Technical information
- Licensing authority: FCC
- Facility ID: 59979
- Class: C1
- ERP: 70,000 watts
- HAAT: 344 meters (1,129 ft)
- Transmitter coordinates: 36°01′10″N 95°39′24″W﻿ / ﻿36.01944°N 95.65667°W

Links
- Public license information: Public file; LMS;
- Webcast: Listen live
- Website: edgetulsa.com

= KMYZ-FM =

Radio station in Pryor, Oklahoma

KMYZ-FM (104.5 MHz, "Z104.5 The Edge") is a commercial radio station licensed to Pryor, Oklahoma and serving the Tulsa metropolitan area, airing an alternative rock format. It is owned by the Stephens Media Group with studios at the CityPlex Towers on East 81st Street in South Tulsa.

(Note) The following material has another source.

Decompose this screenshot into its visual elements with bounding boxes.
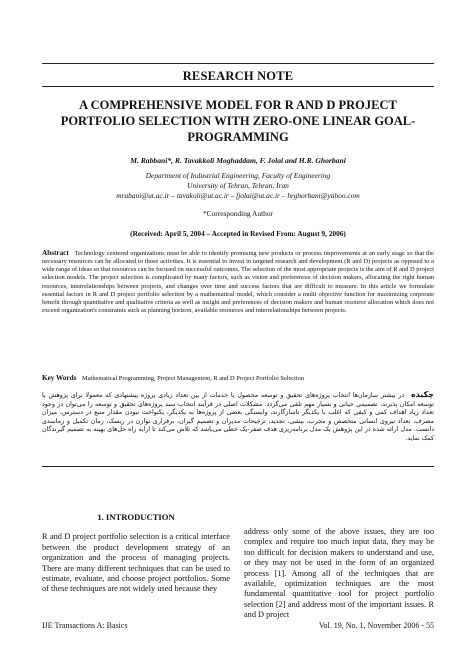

KMYZ-FM has an effective radiated power (ERP) of 70,000 watts. The transmitter tower is in Coweta, near the Muskogee Turnpike.

==History==
The station signed on the air on July 3, 1969. Its original call sign was KKMA, sister station to KOLS 1570 AM (now KTUZ). KKMA was an automated country music station in its early years.

In the late '70s, the country format was dropped for album rock. KMYZ's studios moved to Tulsa in the early 1980s. In 1984, KMYZ sold to Shamrock Communications (a division of Times-Shamrock Communications) for $1.51 million and its format evolved to classic rock by 1985. It later changed to CHR/Adult Top-40 as "Z-104.5". The station started leaning towards a rock direction in its CHR format beating then crosstown CHR rival KAYI (now KHTT).

KMYZ-FM later evolved into a mainstream rock sound to compete against rival rock station 97.5 KMOD-FM. On February 27, 1995, the station changed to a Modern rock/alternative format as "Z-104.5 The Edge" which still airs to this day. On average The Edge hosts two to three annual concerts a year for Christmas and the station's birthday. Past performers have included The 1975, Death Cab For Cutie, Phoenix, Weezer, The Smashing Pumpkins, Cage The Elephant, Garbage and Young The Giant.

On April 25, 2013, it was announced that Stephens Media Group would acquire KMYZ and KTSO from Times-Shamrock; the sale was completed in October for $8.5 million.